Penilaian tentang Kebenaran Opini dan Norma-norma
Mengapa orang memperjuangkan dan mempertahankan kebebasan opini? Karena kebebasan mengeluarkan opini demi memperjuangkan kebenaran. Namun, kebenaran ditentukan oleh norma-norma yang dianut masyarakat sesuai tempat, zaman dan waktunya. Membahas suatu masalah secara tidak langsung juga membahas standar opini atau opini publik. Norma adalah nilai standar tentang baik buruk tindakan dan opini seseorang yang selalu diukur dan dinilai baik buruknya. Nilai dan sistem nilai masyarakat (= sistem norma) pada akhirnya akan menentukan nilai dan derajat kebenaran suatu opini. Jadi dengan norma saja, kebebasan mengeluarkan opini sudah mengalami batasan alaminya. Kebebasan mengeluarkan opini akan diizinkan dan ditoleransi selama tidak bertentangan dengan norma-norma kelompok dalam masyarakat.

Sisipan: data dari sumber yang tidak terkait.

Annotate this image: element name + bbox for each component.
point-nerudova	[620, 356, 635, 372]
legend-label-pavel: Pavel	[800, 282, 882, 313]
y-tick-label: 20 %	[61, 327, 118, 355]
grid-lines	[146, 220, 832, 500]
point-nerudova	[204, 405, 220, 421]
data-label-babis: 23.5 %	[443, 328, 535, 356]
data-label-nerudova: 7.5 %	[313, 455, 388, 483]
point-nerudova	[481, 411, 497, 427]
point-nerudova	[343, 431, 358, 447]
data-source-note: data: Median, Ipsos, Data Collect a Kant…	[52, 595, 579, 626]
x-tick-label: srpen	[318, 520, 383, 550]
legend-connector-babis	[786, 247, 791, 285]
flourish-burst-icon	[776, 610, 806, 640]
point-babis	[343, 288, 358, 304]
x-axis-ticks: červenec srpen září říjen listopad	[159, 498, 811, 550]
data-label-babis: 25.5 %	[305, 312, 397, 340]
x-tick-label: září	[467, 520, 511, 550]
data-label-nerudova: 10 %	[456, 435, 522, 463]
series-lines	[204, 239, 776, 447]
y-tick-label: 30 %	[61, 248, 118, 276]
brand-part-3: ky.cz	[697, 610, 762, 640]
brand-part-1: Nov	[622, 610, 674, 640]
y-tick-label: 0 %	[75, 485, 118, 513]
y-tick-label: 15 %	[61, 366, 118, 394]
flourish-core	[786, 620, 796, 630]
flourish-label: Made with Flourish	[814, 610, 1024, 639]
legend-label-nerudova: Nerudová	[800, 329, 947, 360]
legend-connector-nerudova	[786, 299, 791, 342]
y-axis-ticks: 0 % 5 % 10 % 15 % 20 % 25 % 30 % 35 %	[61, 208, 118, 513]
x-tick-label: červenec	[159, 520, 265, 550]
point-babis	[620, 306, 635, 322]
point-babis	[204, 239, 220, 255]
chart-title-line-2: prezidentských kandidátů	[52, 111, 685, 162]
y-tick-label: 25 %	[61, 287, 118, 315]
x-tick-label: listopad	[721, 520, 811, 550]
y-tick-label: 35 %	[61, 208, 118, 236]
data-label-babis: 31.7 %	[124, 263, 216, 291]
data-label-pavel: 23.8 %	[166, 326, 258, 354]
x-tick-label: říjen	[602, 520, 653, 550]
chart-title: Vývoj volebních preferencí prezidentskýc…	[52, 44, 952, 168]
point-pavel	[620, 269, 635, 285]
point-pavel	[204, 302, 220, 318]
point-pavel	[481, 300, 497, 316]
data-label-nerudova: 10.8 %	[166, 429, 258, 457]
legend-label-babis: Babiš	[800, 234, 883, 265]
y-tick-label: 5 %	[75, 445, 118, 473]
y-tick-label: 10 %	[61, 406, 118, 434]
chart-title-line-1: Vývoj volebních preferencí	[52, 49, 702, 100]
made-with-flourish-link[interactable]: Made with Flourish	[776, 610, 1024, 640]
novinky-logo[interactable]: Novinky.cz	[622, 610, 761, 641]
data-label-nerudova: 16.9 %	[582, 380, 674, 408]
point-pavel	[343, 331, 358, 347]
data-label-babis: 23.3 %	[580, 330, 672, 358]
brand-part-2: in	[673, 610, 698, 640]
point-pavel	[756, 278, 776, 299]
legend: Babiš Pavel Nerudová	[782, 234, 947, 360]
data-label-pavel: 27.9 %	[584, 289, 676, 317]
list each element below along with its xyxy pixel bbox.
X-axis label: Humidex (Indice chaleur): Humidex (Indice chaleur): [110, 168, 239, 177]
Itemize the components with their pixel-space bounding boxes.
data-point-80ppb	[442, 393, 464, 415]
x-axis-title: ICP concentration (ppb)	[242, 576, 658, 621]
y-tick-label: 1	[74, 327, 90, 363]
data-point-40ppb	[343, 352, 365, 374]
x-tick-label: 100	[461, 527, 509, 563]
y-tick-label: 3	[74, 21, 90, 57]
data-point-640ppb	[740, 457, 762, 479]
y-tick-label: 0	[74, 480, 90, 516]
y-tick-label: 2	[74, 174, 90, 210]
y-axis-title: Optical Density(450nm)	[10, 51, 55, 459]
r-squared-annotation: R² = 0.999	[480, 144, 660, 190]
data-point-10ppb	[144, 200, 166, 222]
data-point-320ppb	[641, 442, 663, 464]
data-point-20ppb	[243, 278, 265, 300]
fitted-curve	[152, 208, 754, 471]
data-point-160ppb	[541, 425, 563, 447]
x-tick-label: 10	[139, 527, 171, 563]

Misalnya, foto bugil Anjasmara yang dimuat di media massa, surat kabar dan televisi(2005), foto ini sekadar dokumentasi untuk museum dan bukan untuk dipublikasikan sehingga tidak jadi masalah pemotretan itu dan tidak berarti apa-apa. Tetapi sebaliknya, menimbulkan kemarahan masyarakat melihat adanya perbedaan situasi foto terbatas yang dianggap punya nilai seni dan masuk dalam media massa (surat kabar dan televisi) yang dinilai murahan. Banyak pembaca surat kabar menyesalkan, seorang artis yang dalam sinetron yang hampir selalu berperan sabar dalam kehidupan sederhana, tiba-tiba berubah dalam penampilan, yang menimbulkan pro dan kontra. Jadi, jelas norma berbeda dari, Dan seterusnya....

Disadur dari Buku Opini Publik Pengarang Helena Olii Penerbit Indeks Jakarta [Bab 1 hal 1]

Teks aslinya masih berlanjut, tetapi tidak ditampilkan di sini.